On 2015-01-19, fm@fr.invalid <fm@fr.invalid> wrote:
> William Unruh <un...@invalid.ca> wrote:
>> On 2015-01-19, Mike S <mi...@flatsurface.com> wrote:
>>> On 1/18/2015 6:04 PM, William Unruh wrote:
>>>
>>>> UTC always has 86400 seconds per year.
>>>
>>> You clearly don't understand how leap seconds work. You're embarrassing 
>>> yourself now. When there's a leap second, there are 86401 SI seconds in 
>> 
>> I AM clearly embarrasing myself, since 86400 is the number of seconds
>> per SAY not year. Slight difference!
>> 
>> Of course there are 86401 seconds in a day including a leap second. But
>> UTC only sees 86400. It forgets about one of them. 
>
> I am not sure what you mean by "sees", but I cant figure a meaning
> that would be compatible with the fact that UTC clearly identifies 
> 86401 seconds on the day the leap second occurs.

If you ask utc how many seconds there are between now, and exactly three
days ago, it ansers 3*86400 even if one of those days had a leap second. 
Yes of course that leap second occurs on the day, but utc forgets that
it did. 


>
> Maybe the confusion arises from considering UTC dates as 
> "time interval" quantities, which they are not, rather than timescale 
> readings. TAI days have 86400s, UTC days may have 86401 seconds ; 
> so it happens that when TAI reads 00h00:00, UTC reads 23:59:60. 

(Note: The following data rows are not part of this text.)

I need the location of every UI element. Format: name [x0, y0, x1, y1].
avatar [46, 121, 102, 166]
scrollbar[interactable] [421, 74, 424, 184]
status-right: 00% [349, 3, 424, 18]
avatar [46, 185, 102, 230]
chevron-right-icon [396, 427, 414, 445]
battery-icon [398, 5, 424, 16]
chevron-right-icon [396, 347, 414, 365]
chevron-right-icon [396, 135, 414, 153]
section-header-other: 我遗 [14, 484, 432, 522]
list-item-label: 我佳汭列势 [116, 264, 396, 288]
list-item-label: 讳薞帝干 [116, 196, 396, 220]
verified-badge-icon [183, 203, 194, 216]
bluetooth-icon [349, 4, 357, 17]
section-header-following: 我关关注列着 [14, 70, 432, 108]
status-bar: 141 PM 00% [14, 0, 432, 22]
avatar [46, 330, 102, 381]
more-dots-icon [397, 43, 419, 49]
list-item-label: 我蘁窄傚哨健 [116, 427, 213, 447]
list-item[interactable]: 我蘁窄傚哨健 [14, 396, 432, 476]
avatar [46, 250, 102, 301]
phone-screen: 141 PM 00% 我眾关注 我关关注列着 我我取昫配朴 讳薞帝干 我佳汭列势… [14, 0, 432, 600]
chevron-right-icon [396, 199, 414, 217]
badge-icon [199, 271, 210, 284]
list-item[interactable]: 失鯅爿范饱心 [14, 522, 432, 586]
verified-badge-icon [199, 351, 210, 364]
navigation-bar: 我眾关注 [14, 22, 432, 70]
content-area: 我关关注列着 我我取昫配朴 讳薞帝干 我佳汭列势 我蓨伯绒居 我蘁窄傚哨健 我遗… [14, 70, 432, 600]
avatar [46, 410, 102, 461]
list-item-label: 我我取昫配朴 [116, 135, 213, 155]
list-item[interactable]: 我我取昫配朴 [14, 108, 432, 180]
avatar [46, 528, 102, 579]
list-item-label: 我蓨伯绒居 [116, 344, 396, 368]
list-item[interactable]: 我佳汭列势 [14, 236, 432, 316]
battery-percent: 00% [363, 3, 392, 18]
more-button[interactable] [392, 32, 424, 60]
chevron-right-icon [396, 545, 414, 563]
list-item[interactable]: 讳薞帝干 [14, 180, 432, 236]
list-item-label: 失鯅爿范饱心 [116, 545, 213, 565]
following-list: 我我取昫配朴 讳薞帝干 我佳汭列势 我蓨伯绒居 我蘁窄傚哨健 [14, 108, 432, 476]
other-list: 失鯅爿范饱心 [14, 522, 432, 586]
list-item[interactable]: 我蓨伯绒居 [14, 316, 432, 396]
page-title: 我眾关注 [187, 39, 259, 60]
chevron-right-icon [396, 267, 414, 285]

TAI does not as far as I know, have a concept of days. It has seconds.
If you want to convert those seconds into things like days, months, etc,
that is up to you. 

So, if we count utc seconds we have
1435733999 1435734000 1435734000 1435734001 ...

That is what I mean.


> That is what makes computing time intervals more complicated in 
> UTC than in TAI but neither TAI nor UTC is defined by the number
> of seconds elapsed since an epoch.